Je m'installe dans les montagnes de l'état du Guerrero, dans la ville de Xochistlahuaca, qui vient du Nahuatl "Llanura de Flores / Plaine de fleurs" ou Suljaa'en amuzgo. Bien qu'il soit vrai que cette ville est connue pour ses güipiles/huipiles et tissus qui voyagent dans tout le Mexique, ce qui arrive à ses habitants semble avoir peu d'importance pour le reste.

 Deux questions fondamentales me guident vers ces lieux: Comment les indigènes Amuzgos  vivent-ils dans leurs terres et quelles sont leurs aspirations?

Pour y répondre, en essayant d'échapper à l'essentialisme qui existe autour de la vie indigène, je me suis installé dans la maison d'une famille Amuzga de la communauté "Llanos del Carmen". La vie communautaire de cette population est totalement opposée au mythe occidental de la communauté indigène. En effet, la surmédiatisation de l'activiste indigène en faveur de son autonomie rend invisible l'indigène qui ne choisit pas son exclusion, mais en souffre.

Cette exclusion est d'abord économique. Les Amuzgos ne peuvent pas se consacrer à un seul emploi, mais à plusieurs pour répondre et couvrir les besoins de leurs familles;"ici, seuls les paresseux meurent de faim" dit Beatriz, mère de famille. Dans Xochistlahuaca l'axiome semble être simple; les hommes travaillent sur le terrain et les femmes tissent. Elles tissent partout. Elles tissent tout le temps. En moyenne huit heures par jour.

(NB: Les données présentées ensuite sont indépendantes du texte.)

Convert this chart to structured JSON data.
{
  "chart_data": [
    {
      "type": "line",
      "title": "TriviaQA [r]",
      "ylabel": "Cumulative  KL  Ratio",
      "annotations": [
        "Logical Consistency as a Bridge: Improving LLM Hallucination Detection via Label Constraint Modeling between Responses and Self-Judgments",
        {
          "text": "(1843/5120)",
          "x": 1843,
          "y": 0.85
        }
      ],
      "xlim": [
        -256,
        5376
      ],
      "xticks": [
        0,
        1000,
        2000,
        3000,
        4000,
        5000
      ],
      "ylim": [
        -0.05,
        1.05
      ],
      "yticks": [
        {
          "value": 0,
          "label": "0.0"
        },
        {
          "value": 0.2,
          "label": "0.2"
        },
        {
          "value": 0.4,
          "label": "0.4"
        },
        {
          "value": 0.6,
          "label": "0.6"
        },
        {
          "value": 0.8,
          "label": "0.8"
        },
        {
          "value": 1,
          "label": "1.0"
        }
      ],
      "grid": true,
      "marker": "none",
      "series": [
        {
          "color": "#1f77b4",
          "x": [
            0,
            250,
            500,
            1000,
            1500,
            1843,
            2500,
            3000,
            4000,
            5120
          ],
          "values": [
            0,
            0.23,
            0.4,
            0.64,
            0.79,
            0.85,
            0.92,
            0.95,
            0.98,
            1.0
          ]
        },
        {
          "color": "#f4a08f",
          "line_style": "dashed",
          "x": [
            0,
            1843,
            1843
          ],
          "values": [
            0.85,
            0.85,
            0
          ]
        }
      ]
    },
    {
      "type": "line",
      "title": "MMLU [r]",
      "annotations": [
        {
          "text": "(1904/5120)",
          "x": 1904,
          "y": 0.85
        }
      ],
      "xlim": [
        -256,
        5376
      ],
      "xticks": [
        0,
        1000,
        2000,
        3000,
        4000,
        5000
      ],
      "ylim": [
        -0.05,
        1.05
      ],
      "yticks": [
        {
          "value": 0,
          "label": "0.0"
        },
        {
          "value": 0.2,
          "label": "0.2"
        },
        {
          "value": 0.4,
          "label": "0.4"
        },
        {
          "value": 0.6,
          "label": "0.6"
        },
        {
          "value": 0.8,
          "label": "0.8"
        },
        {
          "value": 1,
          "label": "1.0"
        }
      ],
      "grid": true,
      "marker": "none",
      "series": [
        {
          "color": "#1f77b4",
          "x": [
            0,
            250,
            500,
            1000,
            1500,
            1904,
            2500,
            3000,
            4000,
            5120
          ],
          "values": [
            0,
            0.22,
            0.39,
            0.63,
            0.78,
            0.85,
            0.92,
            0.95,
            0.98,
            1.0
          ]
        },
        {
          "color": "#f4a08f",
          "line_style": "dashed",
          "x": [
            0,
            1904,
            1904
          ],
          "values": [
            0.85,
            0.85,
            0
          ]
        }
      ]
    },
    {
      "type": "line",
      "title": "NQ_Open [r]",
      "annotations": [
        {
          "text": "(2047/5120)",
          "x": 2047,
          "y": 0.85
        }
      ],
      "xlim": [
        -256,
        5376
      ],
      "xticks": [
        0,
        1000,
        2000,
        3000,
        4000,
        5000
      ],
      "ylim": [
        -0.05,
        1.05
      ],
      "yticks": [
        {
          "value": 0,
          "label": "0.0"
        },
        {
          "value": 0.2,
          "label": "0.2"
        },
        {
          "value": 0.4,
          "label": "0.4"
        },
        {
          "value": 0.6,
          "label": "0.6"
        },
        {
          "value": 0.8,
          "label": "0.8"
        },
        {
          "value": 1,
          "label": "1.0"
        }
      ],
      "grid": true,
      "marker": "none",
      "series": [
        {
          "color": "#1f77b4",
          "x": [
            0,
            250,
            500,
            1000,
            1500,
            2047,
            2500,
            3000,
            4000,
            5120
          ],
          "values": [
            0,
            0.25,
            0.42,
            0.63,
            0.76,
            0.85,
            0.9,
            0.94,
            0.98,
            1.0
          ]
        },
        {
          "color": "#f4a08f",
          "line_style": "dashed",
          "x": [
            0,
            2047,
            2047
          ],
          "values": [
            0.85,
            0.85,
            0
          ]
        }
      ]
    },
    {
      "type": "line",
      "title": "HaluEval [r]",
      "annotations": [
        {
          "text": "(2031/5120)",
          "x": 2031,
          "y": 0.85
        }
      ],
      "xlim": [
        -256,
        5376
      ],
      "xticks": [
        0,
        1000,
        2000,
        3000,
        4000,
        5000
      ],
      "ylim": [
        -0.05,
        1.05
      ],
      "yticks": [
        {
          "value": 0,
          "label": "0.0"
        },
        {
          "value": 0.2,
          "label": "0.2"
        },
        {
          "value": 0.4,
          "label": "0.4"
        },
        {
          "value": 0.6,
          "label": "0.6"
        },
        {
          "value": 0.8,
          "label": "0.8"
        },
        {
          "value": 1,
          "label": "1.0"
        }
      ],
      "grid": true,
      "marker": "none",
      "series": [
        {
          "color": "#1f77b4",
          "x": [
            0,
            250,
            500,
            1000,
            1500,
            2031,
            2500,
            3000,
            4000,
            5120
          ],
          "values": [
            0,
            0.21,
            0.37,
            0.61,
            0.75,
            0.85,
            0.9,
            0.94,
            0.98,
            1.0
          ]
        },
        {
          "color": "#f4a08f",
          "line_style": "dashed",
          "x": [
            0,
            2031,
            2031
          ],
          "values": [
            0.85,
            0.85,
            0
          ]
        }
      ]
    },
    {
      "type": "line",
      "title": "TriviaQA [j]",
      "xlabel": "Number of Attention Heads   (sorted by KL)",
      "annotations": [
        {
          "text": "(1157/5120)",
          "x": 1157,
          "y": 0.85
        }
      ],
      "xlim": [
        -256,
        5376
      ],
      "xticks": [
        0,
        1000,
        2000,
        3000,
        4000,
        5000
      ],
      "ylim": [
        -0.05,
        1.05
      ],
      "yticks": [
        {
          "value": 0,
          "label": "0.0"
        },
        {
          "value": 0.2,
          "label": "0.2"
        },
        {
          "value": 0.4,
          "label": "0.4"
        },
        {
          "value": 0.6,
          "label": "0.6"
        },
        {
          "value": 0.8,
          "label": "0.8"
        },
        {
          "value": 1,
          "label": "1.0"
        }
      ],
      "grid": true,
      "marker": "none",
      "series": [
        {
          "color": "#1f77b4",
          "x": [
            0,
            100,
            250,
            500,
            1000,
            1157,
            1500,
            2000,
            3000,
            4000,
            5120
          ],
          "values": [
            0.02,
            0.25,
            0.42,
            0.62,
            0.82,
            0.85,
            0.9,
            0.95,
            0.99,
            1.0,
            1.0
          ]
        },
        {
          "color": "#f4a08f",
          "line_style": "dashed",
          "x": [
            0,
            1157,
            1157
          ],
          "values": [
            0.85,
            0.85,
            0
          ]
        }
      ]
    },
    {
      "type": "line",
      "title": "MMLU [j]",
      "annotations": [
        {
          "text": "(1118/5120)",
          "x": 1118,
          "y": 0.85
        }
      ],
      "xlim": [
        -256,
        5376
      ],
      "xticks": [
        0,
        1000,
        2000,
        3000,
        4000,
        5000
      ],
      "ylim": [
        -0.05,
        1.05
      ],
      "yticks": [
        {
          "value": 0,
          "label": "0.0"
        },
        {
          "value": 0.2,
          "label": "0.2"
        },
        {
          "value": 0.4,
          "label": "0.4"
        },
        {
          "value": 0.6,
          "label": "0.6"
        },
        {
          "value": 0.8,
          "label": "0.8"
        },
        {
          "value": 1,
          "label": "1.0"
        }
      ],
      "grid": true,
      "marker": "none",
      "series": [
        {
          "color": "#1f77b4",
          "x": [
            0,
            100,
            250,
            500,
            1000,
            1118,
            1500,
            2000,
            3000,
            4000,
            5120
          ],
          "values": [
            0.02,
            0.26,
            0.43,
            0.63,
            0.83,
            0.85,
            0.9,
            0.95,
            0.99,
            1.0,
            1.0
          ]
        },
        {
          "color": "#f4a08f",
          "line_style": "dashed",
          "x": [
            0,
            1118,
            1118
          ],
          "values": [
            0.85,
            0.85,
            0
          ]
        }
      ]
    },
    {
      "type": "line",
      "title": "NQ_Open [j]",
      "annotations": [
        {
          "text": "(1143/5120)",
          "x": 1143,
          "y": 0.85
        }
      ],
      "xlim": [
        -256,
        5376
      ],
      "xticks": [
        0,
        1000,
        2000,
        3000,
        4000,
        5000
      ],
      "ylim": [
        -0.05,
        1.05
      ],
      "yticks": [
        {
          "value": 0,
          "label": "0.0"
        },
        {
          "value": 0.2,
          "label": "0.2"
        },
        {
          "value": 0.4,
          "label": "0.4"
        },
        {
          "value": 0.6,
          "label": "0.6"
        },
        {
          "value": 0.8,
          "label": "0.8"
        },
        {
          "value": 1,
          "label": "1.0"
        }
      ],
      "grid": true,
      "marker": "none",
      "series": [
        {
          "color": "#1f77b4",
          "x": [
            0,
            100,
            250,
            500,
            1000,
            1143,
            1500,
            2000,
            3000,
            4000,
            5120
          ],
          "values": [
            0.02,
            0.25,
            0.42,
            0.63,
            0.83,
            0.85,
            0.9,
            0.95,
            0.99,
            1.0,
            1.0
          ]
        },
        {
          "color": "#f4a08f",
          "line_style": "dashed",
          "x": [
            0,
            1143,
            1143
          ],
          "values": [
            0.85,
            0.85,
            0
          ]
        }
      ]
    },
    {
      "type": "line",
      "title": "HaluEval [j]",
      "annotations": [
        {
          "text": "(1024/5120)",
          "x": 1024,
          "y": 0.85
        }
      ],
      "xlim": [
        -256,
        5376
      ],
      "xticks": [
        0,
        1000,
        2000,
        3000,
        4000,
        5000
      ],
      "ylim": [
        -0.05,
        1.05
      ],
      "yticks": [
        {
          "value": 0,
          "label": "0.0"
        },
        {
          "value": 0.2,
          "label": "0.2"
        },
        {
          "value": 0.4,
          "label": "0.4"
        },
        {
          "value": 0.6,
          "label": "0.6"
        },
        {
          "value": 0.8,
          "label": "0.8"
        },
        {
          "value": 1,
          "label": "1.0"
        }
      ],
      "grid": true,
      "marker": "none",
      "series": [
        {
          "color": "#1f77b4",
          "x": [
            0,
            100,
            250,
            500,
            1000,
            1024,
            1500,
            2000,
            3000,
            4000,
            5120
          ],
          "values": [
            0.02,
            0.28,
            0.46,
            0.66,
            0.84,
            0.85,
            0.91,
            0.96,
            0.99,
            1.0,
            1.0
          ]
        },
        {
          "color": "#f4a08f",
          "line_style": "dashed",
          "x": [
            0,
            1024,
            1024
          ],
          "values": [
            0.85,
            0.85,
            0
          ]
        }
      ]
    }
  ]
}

Avec 100 pesos vous pouvez vivre un jour à Xochistlahuaca. Les blouses, qui prennent une semaine pour être confectionnées par les femmes Amuzgas, sont vendues le dimanche entre 120 et 220 pesos, ce qui permet à la famille de s'alimenter un ou deux jours avec de la chance.

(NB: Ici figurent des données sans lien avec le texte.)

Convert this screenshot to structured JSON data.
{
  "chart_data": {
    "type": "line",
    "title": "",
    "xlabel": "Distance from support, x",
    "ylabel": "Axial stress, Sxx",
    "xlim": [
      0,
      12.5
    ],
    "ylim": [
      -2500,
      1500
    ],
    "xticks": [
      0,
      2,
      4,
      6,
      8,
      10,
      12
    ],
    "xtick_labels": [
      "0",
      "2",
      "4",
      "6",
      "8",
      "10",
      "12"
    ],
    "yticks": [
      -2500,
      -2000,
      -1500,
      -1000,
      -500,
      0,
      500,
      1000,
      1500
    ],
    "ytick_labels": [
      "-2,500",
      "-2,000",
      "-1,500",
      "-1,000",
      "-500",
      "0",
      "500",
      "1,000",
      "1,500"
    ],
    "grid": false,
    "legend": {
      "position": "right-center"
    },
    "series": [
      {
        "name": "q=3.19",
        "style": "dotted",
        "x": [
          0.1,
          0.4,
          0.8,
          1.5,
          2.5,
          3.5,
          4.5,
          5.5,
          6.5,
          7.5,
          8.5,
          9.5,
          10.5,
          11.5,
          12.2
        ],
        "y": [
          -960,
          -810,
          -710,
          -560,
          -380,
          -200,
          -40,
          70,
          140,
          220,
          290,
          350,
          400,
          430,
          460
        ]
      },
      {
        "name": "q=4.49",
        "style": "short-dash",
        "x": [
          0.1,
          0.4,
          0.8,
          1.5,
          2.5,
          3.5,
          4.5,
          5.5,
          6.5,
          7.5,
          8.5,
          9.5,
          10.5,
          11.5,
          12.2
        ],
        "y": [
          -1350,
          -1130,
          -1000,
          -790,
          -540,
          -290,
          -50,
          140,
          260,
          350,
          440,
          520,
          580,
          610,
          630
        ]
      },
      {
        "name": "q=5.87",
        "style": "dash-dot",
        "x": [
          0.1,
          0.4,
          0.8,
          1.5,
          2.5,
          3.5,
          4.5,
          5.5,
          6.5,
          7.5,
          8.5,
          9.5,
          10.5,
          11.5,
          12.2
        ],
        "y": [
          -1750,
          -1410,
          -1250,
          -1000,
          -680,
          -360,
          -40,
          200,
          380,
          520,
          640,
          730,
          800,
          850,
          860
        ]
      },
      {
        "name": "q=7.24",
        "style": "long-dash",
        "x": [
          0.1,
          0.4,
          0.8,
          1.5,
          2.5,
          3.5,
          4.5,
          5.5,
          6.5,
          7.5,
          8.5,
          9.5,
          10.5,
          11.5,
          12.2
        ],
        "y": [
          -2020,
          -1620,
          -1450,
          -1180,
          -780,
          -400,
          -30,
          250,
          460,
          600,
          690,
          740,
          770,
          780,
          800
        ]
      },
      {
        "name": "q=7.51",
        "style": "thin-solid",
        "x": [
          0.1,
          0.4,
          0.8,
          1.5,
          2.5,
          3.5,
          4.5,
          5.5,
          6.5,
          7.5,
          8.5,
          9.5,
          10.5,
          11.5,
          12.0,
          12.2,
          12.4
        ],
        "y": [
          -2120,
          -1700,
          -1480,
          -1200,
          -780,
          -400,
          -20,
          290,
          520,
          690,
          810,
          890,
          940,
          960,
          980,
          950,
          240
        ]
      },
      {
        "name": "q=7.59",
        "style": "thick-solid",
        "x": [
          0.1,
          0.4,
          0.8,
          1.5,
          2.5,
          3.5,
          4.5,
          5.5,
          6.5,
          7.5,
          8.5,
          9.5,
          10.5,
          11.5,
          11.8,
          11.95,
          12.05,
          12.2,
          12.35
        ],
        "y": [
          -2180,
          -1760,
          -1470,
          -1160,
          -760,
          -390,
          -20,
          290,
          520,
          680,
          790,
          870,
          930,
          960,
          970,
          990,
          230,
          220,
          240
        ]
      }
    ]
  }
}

Ce prix peut être maintenu s'il est donné à un particulier, cependant, dans la plupart des cas, ils sont vendus moins cher à un homme qui achète environ 50 tissages pour les vendre à l'étranger, il décide du prix et pour gagner quelque chose les femmes Amuzgas acceptent de vendre leur travail à un revenu très faible.

Comme je l'ai mentionné plus tôt, afin de couvrir leurs besoins, les femmes se consacrent à des milliers d'autres tâches de la vie quotidienne; Beatriz, par exemple, s'occupe de ses animaux (porcs, poulets et chèvres), prête sa sonnette pour annoncer des ventes, des morts, etc. Avec les publicités, elle ne gagne que 10 pesos mexicains (à Ometepec, une ville voisine, elle gagnerait 30 pesos mexicains).

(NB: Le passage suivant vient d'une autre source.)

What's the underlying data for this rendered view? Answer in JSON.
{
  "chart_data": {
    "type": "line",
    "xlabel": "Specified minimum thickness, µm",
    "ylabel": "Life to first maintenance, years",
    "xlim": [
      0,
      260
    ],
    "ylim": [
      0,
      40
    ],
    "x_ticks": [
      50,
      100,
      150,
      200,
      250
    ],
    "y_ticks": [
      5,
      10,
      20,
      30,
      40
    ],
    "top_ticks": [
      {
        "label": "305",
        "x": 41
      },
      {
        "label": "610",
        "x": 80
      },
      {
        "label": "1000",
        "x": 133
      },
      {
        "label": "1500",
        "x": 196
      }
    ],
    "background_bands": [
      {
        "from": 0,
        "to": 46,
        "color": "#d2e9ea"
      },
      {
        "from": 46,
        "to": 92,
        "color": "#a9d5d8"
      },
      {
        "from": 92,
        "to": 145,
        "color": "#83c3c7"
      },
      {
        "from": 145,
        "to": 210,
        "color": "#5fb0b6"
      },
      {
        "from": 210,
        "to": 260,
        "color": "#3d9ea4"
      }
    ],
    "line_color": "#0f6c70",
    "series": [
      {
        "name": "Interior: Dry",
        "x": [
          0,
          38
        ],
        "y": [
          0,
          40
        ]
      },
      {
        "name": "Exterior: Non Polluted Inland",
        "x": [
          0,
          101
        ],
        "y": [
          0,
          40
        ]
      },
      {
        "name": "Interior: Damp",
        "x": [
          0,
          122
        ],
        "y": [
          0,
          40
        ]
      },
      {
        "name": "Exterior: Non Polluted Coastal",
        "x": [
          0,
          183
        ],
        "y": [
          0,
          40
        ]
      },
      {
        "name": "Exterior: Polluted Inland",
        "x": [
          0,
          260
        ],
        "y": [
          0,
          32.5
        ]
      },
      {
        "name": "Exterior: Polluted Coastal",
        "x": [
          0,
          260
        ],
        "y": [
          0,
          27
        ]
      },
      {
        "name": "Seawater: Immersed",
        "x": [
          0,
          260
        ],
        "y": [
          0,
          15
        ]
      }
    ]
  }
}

Elle sème aussi du maïs dans sa cour, explique que si elle ne le faisait pas, elle passerait sa vie à l'acheter, prêterait sa machine pour moudre le maïs à deux pesos et grâce à ses connaissances en médecine, elle deviendrait infirmière.

Les personnes âgées viennent chercher Beatriz pour leur faire des injections ou qu'elle prenne leur tension artérielle, elles viennent à son domicile parce que selon l'une d'entre elles "à l'hôpital il n' y a presque personne qui parle bien amuzgo et parce que je suis pauvre je ne me sens pas bien à l'hôpital et j'ai confiance en Beatriz".

En plus de ces emplois, Beatriz vend de la nourriture. Aujourd'hui, mardi, jour des tamales, toutes les femmes de la famille cuisinent ensemble pour vendre "une commande" de dix tamales à cinq pesos. Floricelda, sa nièce, n' a pas de cours aujourd'hui, alors c'est à son tour d'aider à la cuisine.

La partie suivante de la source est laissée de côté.